Jasmine Brewer

Meet...Jasmine Brewer

Rudolf Peierls Centre for Theoretical Physics

We work among extraordinary people doing extraordinary things; get to know some of them by reading these quick-fire interviews.

Name: Jasmine Brewer
Job title: Leverhulme-Peierls fellow

What are you currently working on?
I am a theoretical physicist, aiming to understand what happens when heavy nuclei like lead or gold collide with each other at very high energies. Unlike in collisions of protons, collisions of heavy nuclei have such high energy density that they produce an exotic state of matter – called the quark-gluon plasma – where quarks and gluons are no longer confined inside of protons and neutrons and instead form a fluid. Collisions of heavy nuclei are our only opportunity to study this fluid, which was the state of all matter in the universe immediately after the Big Bang. However, the entire collision happens extremely fast (in about 10-21 seconds!) so to learn about the properties of this fluid we have to infer what happened in the collision from what we can measure much later – a bunch of particles that end up in the detector. A lot of what I work on is how to do theory-informed data analysis; for example, I try to identify types of events where we have as much information as possible to reconstruct what was going on inside the collision. On the more theoretical side, I also work on understanding how the fluid itself forms, which touches on equilibration and the regime of applicability of hydrodynamics.

Describe a typical day
One of the things I enjoy about my work is that my research area is open-ended, and problems can be tackled in many different ways, so I have a fair amount of diversity in what I work on day-to-day. I spend a lot of my day coding. Often I am writing analysis routines and running Monte Carlo simulations of high-energy physics processes, aiming to study and visualise the output of those simulations in various ways to better understand how the underlying principles play out in more realistic simulations. Other days I am working on understanding fluid dynamics, especially how the interactions between individual particles leads to equilibration and fluid behavior, by writing and interpreting simulations of particle dynamics. For lunch I usually go to my college, St. Hilda’s, and either have lunch with colleagues in college, or take my lunch away to eat with colleagues in the physics department. I have a lot of collaborators outside of the UK and even outside of Europe, so in the afternoon I often have a few research meetings. In the evening I often stop by college for dinner and then either go bouldering or to the gym with friends. In the evenings, I enjoy doing side-projects in machine learning, and I am learning French.
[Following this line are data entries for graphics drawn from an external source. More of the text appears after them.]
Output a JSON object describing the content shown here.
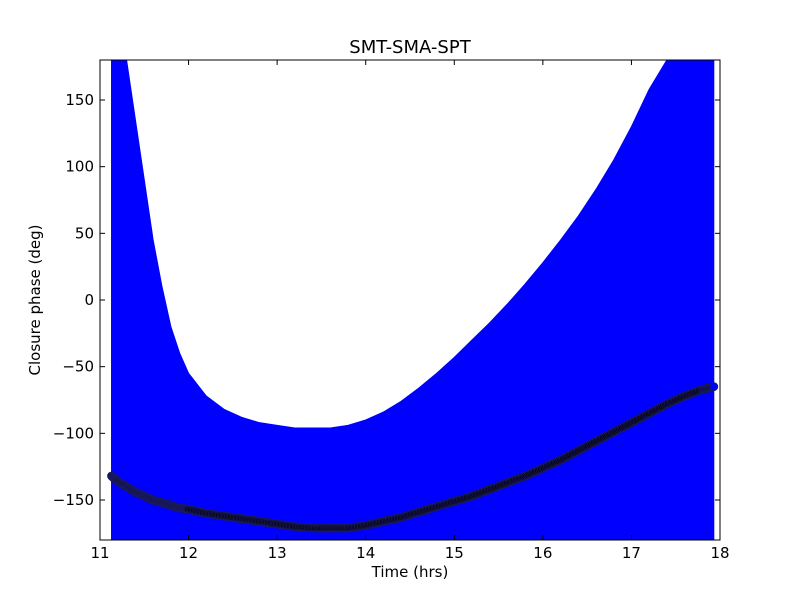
{
  "chart_data": {
    "type": "scatter",
    "title": "SMT-SMA-SPT",
    "xlabel": "Time (hrs)",
    "ylabel": "Closure phase (deg)",
    "xlim": [
      11,
      18
    ],
    "ylim": [
      -180,
      180
    ],
    "xticks": [
      11,
      12,
      13,
      14,
      15,
      16,
      17,
      18
    ],
    "yticks": [
      -150,
      -100,
      -50,
      0,
      50,
      100,
      150
    ],
    "xtick_labels": [
      "11",
      "12",
      "13",
      "14",
      "15",
      "16",
      "17",
      "18"
    ],
    "ytick_labels": [
      "−150",
      "−100",
      "−50",
      "0",
      "50",
      "100",
      "150"
    ],
    "grid": false,
    "legend": "none",
    "colors": {
      "errorbar": "#0000ff",
      "marker": "#000000",
      "marker_edge": "#0000ff"
    },
    "series": [
      {
        "x": [
          11.13,
          11.2,
          11.3,
          11.4,
          11.5,
          11.6,
          11.7,
          11.8,
          11.9,
          12.0,
          12.2,
          12.4,
          12.6,
          12.8,
          13.0,
          13.2,
          13.4,
          13.6,
          13.8,
          14.0,
          14.2,
          14.4,
          14.6,
          14.8,
          15.0,
          15.2,
          15.4,
          15.6,
          15.8,
          16.0,
          16.2,
          16.4,
          16.6,
          16.8,
          17.0,
          17.2,
          17.4,
          17.6,
          17.8,
          17.93
        ],
        "y": [
          -132,
          -136,
          -140,
          -144,
          -147,
          -150,
          -152,
          -154,
          -156,
          -157,
          -160,
          -162,
          -164,
          -166,
          -168,
          -170,
          -171,
          -171,
          -171,
          -169,
          -166,
          -163,
          -159,
          -155,
          -151,
          -147,
          -142,
          -137,
          -132,
          -126,
          -120,
          -113,
          -106,
          -99,
          -92,
          -85,
          -78,
          -72,
          -67,
          -65
        ],
        "yerr_upper": [
          180,
          180,
          180,
          135,
          90,
          45,
          10,
          -20,
          -40,
          -55,
          -72,
          -82,
          -88,
          -92,
          -94,
          -96,
          -96,
          -96,
          -94,
          -90,
          -84,
          -76,
          -66,
          -55,
          -43,
          -30,
          -17,
          -3,
          12,
          28,
          45,
          63,
          83,
          105,
          130,
          158,
          180,
          180,
          180,
          180
        ],
        "yerr_lower": [
          -180,
          -180,
          -180,
          -180,
          -180,
          -180,
          -180,
          -180,
          -180,
          -180,
          -180,
          -180,
          -180,
          -180,
          -180,
          -180,
          -180,
          -180,
          -180,
          -180,
          -180,
          -180,
          -180,
          -180,
          -180,
          -180,
          -180,
          -180,
          -180,
          -180,
          -180,
          -180,
          -180,
          -180,
          -180,
          -180,
          -180,
          -180,
          -180,
          -180
        ]
      }
    ]
  }
}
If you had an entire day at your disposal (not at work/studying), what would be your ideal way to spend it? 
I love being outdoors. I grew up in the Rocky Mountains in the US, and spent the last three years in Geneva, before I moved to Oxford last fall. My favorite way to spend a day off work is hiking in the mountains with friends, cycling, running, or skiing. I also love travelling to new places.

What is your favourite place in Oxford?
I love running along the canal paths on a sunny day.

Plan B: what would you be if you weren’t doing the job you are currently doing? 
I have always been fascinated by biology, especially structural biology like how proteins fold and how their physical structure impacts their function. It appeals to me because it is geometric with relatively simple underlying rules, but the emergent features and dynamics are highly complex. In another job I would love to work in statistical inference and simulations for computational biology.